Now, if I give the same machine in the dmz the address I used for the machine that did work before (138.23.76.112 mask 255.255.255.0) everything works beautifully! The 138.23.76.112 address in the dmz works if the LEAF eth0 interface is assigned an address in the 138.23.75 or the 138.23.76 subnet too, so I guess that is not an issue after all.
Just to be clear ... do you mean that in this case, an off-LAN host can ping the on-LAN 138.23.76.112 host and get a response? Are you sure the response is coming from that host (does it come via the LEAF router's MAC address?)?
I also can't tell what actual tests your last sentence refers to ... surely you didn't try all possible combinations of addresses.

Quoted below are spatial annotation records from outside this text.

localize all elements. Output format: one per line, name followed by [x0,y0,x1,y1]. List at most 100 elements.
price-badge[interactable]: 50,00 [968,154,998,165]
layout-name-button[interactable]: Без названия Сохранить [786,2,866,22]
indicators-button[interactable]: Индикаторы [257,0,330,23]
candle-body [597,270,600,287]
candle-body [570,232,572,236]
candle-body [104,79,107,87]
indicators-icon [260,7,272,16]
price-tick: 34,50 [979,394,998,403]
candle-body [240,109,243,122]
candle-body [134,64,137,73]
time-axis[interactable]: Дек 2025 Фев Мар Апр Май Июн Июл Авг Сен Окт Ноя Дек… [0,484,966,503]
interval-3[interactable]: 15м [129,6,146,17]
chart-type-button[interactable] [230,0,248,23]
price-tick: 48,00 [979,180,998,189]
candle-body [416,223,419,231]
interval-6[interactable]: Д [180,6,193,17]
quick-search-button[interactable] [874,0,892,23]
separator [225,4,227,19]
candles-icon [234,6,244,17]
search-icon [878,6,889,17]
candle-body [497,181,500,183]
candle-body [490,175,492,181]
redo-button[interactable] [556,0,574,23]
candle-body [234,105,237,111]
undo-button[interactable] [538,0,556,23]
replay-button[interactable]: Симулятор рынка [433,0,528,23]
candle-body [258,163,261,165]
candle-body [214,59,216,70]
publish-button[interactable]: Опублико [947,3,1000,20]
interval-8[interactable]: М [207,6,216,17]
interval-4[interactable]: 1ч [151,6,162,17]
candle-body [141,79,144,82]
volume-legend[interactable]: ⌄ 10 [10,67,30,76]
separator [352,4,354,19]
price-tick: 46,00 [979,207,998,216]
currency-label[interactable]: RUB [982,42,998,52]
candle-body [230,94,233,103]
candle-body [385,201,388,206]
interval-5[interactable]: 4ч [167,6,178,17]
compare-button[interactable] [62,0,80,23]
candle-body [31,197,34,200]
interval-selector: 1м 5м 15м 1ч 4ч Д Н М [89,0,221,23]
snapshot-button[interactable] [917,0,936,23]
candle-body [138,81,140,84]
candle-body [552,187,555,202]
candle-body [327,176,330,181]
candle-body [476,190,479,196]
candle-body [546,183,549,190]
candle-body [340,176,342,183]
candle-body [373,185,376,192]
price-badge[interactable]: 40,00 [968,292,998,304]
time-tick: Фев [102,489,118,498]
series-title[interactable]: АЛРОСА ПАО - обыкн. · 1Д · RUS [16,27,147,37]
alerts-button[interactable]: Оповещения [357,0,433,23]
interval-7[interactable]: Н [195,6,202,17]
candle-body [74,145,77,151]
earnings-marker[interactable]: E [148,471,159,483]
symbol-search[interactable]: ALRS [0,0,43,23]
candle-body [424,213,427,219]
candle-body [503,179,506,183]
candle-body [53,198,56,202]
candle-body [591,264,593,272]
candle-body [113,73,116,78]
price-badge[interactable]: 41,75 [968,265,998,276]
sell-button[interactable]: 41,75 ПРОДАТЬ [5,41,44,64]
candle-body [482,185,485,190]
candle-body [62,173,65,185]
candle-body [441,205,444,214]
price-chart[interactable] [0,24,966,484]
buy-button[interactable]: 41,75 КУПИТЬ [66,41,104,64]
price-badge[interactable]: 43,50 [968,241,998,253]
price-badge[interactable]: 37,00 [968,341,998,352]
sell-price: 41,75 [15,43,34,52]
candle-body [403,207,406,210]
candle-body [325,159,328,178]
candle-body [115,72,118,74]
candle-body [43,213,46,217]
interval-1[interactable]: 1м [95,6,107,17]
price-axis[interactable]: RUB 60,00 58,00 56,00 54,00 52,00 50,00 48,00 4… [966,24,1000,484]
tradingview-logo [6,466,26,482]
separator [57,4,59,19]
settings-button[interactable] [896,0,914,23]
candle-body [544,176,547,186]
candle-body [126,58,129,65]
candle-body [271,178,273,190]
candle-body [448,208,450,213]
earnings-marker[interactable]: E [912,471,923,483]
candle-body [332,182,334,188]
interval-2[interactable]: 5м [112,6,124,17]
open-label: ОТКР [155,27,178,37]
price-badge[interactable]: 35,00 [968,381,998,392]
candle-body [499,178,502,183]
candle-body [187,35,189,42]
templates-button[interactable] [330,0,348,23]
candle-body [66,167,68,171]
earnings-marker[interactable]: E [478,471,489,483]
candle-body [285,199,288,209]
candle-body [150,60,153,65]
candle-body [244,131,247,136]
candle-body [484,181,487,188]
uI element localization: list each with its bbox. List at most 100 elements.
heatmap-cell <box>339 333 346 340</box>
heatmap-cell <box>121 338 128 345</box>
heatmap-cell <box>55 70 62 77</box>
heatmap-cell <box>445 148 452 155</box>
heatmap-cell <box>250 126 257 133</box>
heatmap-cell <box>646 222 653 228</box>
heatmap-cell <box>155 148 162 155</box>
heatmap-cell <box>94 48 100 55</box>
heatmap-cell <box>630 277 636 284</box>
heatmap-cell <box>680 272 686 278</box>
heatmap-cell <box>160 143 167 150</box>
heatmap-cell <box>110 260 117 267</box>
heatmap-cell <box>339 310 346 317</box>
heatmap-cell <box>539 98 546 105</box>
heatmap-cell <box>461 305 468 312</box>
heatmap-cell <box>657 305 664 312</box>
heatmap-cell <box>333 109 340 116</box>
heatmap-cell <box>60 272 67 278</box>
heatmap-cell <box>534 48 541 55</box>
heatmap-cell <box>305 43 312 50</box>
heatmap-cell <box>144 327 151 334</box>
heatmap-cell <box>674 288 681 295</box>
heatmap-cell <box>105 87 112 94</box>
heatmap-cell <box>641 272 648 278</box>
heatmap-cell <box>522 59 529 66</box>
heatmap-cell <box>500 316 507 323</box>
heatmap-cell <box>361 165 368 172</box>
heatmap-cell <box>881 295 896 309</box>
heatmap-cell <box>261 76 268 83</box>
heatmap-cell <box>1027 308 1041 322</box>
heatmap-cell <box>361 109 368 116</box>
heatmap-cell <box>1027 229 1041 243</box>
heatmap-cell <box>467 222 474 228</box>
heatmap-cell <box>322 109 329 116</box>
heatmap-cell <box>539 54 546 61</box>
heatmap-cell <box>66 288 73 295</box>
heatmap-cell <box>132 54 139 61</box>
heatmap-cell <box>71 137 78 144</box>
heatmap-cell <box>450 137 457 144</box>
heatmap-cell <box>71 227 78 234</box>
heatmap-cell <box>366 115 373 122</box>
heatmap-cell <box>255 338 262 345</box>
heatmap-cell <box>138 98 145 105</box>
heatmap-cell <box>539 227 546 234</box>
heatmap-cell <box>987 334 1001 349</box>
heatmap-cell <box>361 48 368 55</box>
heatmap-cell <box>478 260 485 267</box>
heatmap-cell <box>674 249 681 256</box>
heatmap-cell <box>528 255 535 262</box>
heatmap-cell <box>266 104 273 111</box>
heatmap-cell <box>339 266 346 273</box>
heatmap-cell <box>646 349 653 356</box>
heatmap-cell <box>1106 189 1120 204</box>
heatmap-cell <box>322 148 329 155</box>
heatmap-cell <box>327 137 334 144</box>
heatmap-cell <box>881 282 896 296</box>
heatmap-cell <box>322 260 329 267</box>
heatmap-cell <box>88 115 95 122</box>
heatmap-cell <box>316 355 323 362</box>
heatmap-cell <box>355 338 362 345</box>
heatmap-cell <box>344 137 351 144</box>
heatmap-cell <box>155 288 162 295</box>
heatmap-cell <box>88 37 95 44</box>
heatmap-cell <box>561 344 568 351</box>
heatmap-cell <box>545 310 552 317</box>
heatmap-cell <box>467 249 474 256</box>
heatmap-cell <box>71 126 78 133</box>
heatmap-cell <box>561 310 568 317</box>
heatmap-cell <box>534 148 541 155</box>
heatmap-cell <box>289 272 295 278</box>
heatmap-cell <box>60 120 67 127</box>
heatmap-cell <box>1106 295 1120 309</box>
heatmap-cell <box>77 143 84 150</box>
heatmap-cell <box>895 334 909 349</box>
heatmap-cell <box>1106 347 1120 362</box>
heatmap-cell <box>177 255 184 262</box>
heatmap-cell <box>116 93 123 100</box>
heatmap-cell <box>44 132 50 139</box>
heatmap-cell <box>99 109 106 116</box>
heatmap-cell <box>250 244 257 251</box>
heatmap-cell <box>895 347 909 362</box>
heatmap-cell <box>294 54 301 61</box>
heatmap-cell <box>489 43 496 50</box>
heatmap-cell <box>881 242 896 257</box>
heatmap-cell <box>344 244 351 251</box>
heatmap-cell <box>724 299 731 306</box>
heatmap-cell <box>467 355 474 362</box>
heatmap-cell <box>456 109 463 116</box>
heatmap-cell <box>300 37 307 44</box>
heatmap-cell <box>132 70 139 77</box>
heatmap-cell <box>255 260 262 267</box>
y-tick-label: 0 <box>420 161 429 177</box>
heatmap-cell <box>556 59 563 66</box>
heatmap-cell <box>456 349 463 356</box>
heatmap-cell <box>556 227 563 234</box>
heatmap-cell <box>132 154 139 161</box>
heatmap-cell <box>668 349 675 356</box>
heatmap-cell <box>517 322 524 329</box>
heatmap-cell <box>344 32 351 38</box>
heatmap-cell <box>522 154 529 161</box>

So right now I am baffled. If I plug the machine in the dmz directly into the network with the 138.23.75.60 address it works fine. Am I going mad, or is there something that would cause this behavior?
Well, obviously "something" is causing it. Charles gave you a good rundown of some diagnostics you could provide (for the LEAF router) that might let one of us help you fint the something. I hope my comments above take you a bit further along.